Вспомнив про изменниц-жён, профессор расстроился и вывалил Жюли на платье маринованную рыбу. Все пришли в ужас, трапеза прервалась, хозяйка предложила гостье что-нибудь на выбор из своего гардероба, и та выбрала очень открытое платье бордового цвета. Профессор поглядел на платье и понял, что это не случайно — кокетливый вызов брошен был ему, ненароком её раздевшему. Итак, ему выпал счастливый билет. Но что делать дальше? Как показать распоясавшейся француженке, что он тоже не промах? Даже если сейчас он прольёт соус на штаны, ему никто не позволит снять их прилюдно, в крайнем случае, хозяин предложит свои взамен.
Савва начал пожирать Жюли глазами. У неё же случился приступ недержания речи. Она вспомнила 68 год, как они бродили по Латинскому кварталу в предвкушении мировой революции. Неучастие в демонстрациях для студента Сорбонны было не просто моветоном, а распиской в предательстве общих интересов, а они тогда были общие не только у студентов. Она помнила, что с ними тусовались и какие-то фабричные — назревала революционная обстановка, когда снизу не хотят, а сверху не могут.
Наверное, она намекает на мой не совсем юный возраст, подумал распалённый Савва, это мы ещё посмотрим, кто не может.
Потом Жюли рассказала про обед у Пятигорского в Лондоне, когда тот брызгал на еду водой и говорил загадочную фразу на санскрите — телегам дашим, а беглый русский литератор с ВВС повторял: ох, телегу тащим.
Вернусь домой, посмотрю у Кочергиной в словаре, что этот балабол имел ввиду, думал Савва, который, как и большинство его академических коллег не любил развязный артистизм великого буддолога. Его там вроде в кино сняли, вспоминал он рассказы друзей, вот пусть и снимается. И чего людям голову морочит?
Между тем, разговорчивая француженка посмотрела на часы и весело обратилась к Савве, желая удостовериться, что его автомобиль припаркован не очень далеко. Нет у меня машины, обиделся русский учёный. Что ж, поедем на такси, не растерялась предприимчивая ветеранка 68 года. Ещё как поедем, подумал Савва, который позже 11 вечера домой не возвращался.
Около двух они вышли в метель. На Жюли была парка, отороченная лисьим мехом, огромный собачий малахай и сапоги для полярных исследований. В руках у неё было несколько сумок (день в Москве был потрачен не напрасно), Савве она поручила нести маленькую эмалированную ванну. Бедный учёный вытянул вперёд свободную от ванны руку, и тут же из белого хаоса выскочила машина неизвестной ему марки. Ехать надо было в сторону Замоскворечья, где Жюли остановилась у своей московской коллеги. Помнила она только, что улица называлась Полянкой, а рядом был магазин, где торговали вином.

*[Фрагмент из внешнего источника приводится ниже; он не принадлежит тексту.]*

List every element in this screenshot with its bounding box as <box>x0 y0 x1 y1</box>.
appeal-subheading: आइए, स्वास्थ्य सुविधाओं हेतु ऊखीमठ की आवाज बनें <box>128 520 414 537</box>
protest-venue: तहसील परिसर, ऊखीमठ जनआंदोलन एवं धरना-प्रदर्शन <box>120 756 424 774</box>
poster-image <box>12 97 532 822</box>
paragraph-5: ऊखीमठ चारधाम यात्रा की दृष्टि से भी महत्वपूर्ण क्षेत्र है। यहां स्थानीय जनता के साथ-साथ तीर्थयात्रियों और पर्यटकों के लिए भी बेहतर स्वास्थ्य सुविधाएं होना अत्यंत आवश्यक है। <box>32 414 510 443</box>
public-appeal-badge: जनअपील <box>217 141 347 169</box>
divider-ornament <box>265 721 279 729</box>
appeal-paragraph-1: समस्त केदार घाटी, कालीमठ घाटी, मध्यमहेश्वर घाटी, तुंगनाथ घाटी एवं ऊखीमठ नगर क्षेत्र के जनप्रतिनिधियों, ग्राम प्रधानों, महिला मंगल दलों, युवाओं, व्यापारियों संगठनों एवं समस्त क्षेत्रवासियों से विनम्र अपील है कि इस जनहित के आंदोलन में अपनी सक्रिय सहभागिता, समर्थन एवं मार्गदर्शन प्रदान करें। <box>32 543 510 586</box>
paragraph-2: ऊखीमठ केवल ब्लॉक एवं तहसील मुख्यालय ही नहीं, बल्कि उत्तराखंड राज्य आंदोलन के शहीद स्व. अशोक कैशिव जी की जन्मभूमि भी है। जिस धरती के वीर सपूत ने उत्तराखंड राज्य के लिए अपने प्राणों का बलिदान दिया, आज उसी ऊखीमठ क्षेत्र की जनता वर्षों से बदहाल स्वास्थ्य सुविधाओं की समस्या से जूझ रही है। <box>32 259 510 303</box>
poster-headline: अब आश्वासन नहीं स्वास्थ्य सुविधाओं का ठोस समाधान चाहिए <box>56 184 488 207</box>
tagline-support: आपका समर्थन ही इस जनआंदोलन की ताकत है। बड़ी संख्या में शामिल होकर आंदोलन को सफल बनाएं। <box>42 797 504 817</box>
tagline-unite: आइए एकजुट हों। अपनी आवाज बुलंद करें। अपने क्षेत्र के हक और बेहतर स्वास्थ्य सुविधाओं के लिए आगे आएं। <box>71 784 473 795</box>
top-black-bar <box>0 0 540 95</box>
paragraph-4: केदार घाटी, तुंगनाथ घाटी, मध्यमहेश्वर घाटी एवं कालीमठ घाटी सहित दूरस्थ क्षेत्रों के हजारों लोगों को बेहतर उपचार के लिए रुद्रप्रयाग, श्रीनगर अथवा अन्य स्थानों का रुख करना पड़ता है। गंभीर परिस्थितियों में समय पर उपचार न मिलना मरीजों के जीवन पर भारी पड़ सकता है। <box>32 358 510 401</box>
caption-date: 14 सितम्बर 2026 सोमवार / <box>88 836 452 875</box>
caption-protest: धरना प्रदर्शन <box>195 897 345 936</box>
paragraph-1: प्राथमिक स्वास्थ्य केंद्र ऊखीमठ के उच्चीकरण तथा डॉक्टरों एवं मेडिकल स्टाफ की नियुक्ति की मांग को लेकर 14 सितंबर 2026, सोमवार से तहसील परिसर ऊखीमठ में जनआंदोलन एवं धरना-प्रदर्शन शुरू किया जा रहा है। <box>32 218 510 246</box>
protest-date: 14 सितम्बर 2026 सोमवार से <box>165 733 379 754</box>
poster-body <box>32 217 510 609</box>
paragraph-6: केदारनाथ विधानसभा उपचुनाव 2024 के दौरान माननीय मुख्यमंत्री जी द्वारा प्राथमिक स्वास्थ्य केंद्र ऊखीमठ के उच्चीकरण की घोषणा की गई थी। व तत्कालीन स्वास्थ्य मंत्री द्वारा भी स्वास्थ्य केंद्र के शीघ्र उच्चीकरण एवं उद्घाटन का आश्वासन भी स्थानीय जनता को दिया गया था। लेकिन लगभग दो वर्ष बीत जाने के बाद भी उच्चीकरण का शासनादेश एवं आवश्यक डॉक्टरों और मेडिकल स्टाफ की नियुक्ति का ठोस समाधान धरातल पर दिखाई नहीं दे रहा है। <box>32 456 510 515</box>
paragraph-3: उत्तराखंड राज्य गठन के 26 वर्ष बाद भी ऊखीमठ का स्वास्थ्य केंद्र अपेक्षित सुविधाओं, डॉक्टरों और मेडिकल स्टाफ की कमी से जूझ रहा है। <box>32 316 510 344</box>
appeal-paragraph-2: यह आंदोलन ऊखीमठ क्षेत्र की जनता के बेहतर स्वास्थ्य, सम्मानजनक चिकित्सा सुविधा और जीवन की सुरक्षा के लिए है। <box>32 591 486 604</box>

Шофёр крякнул, дал газ, и они рванули в пургу. До Полянки добрались быстро, но дальнейшие поиски заняли около часа.
— Сколько, — спросил Савва матерящегося шофёра, когда Жюли вылезла из машины.
— Тремя сотнями, может, и отделаешься, мужик, — угрожающе сказал шофёр.
Савва дал две, больше у него не было ни с собой, ни вообще, хотя новый премьер и обещал повысить бюджетникам. Жюли растерянно стояла перед железной дверью.
— Она зачем-то не открывается, — пожаловалась она Савве.
Тот накануне часового пешего марш-броска по ночной Москве и недельной голодовки, уже ничему не удивлялся.
— Наверное, тут код, — сказал он.
— Я не знаю кода, — лукаво ответила Жюли.
Не тащить же её пешком через весь город с этой ванной в грязную конуру старого холостяка, подумал Савва, размахнулся и долбанул по двери ванной. Дверь взвизгнула и раскрылась. Жюли вздохнула и вошла в дверь.
— Будете в Париже, непременно звоните.
— Всенепременно, — ответил Савва и шагнул в ночь.
Домой он пришёл под утро, вынул санскритско-русский словарь и через некоторое время расшифровал мантру лондонского изгнанника — te lekham dasyami — Тебе, Боже, воздаю. С жиру бесятся сволочи, подумал он, ложась в холодную кровать. Кушать уже хотелось довольно сильно.